All this set me thinking about what pharmacists and pharmacy staff should do if they are unwell. From a professional perspective, all healthcare regulators have similar standards. The General Pharmaceutical Society’s (GPhC) standards say registrants must promptly tell the GPhC, their employer and all relevant authorities about anything that may mean they are not fit to practise because of ill health.
Even if the registrant feels fighting fit and able to carry on, it is plainly important that patients are not put at risk. Pharmacy staff will often be determined to struggle on rather than let patients down, but this dedication has to be balanced against the risk to patients and the public if a pharmacist or pharmacy employee is suffering from something contagious.
Healthcare professionals have to make a decision whether to come to work. Employers may also have to exercise judgement whether to tell an employee whether to go home, even if this means the pharmacy has to be closed.
However, employers may sometimes find themselves in a difficult position, because an employee’s underlying condition may be a disability; and employers will not want to face a claim for discrimination if they make the wrong call.
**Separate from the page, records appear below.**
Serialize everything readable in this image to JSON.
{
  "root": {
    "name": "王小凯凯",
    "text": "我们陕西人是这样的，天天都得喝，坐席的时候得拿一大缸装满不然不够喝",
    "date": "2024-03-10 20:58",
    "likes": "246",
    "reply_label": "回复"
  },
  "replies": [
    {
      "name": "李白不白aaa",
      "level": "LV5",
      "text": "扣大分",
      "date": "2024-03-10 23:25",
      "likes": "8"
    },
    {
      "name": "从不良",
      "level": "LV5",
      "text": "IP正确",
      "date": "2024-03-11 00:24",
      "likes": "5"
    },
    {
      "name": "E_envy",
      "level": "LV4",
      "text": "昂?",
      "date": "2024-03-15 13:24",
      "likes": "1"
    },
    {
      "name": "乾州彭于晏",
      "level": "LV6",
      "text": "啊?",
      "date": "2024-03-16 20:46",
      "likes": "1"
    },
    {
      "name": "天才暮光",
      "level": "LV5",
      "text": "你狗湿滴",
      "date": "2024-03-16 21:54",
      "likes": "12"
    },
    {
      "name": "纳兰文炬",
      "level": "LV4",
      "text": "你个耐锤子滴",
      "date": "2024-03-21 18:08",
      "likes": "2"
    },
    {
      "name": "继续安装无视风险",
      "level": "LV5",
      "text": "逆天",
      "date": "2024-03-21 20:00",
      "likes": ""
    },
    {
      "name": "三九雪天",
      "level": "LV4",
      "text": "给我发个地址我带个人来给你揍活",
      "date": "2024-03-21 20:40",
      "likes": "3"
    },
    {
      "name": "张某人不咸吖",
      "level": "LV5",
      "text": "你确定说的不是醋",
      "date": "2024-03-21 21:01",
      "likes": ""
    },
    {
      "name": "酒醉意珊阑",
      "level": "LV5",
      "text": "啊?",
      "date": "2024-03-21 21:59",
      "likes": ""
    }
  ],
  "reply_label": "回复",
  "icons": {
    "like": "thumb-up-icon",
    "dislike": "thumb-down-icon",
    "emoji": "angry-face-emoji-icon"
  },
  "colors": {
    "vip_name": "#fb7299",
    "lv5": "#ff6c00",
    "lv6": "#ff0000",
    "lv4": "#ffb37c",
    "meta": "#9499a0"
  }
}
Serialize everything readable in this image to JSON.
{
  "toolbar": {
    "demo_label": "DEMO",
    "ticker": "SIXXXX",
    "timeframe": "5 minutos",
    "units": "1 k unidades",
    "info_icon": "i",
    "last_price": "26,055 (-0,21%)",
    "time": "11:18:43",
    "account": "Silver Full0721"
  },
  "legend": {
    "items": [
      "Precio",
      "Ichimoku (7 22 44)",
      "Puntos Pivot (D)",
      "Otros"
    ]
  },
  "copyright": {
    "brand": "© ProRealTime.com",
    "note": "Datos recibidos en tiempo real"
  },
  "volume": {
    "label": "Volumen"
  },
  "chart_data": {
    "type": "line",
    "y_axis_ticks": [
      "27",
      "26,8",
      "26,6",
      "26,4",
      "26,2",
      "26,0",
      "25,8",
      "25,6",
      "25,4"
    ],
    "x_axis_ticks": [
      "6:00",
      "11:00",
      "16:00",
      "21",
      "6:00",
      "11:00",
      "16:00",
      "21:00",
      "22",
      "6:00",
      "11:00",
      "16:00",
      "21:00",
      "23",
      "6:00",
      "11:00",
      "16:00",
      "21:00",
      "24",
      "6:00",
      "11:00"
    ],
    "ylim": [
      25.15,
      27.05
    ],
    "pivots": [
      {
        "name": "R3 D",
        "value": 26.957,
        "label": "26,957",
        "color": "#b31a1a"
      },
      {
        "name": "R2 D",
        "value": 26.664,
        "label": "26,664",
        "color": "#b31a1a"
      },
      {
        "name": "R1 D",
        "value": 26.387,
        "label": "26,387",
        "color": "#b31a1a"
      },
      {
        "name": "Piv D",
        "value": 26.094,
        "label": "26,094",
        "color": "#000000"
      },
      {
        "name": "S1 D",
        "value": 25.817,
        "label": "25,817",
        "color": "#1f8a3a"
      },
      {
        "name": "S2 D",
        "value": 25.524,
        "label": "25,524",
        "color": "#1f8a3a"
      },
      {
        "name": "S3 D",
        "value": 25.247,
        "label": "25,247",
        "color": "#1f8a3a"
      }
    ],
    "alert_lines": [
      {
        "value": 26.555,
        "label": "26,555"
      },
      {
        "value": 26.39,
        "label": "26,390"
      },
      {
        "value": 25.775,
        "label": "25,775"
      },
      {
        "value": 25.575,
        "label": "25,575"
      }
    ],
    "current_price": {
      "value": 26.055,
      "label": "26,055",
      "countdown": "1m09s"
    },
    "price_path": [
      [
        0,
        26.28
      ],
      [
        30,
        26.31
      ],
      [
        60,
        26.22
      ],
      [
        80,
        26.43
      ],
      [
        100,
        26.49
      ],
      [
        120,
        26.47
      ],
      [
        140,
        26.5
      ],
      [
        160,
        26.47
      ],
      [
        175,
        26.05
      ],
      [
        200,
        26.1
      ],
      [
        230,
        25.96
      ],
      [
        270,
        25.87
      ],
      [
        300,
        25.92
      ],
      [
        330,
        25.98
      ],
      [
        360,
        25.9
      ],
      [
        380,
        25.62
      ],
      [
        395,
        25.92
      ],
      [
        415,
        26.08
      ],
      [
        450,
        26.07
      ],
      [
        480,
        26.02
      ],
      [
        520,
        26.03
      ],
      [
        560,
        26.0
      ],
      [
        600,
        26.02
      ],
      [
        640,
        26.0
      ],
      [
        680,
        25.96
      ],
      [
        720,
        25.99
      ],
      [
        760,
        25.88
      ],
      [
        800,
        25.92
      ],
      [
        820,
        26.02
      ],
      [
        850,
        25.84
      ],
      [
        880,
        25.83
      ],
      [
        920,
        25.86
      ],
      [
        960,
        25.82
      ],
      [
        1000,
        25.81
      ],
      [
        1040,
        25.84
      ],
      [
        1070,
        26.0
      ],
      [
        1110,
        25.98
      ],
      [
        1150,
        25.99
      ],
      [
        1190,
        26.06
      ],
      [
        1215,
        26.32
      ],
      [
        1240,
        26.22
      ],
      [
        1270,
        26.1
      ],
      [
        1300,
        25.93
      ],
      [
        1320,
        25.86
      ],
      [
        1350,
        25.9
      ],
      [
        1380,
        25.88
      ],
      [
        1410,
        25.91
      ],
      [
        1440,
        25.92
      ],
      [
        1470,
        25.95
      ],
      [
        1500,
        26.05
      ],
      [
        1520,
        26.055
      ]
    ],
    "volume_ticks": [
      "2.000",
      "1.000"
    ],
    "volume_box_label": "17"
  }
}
For example, if an employee’s condition is manageable without putting patients and the public at undue risk, sending the employee home could be unlawful – and involve an expensive compensation claim.
If Pauline Cafferkey had been found to have lied about having a temperature, the NMC would have taken a very serious view – both because its primary function, like that of the GPhC, is to protect the public, and because honesty is regarded as a fundamental tenet of being a healthcare professional. The dismissal of the case against her reassures us that we can still regard her as a healthcare hero, not a villain.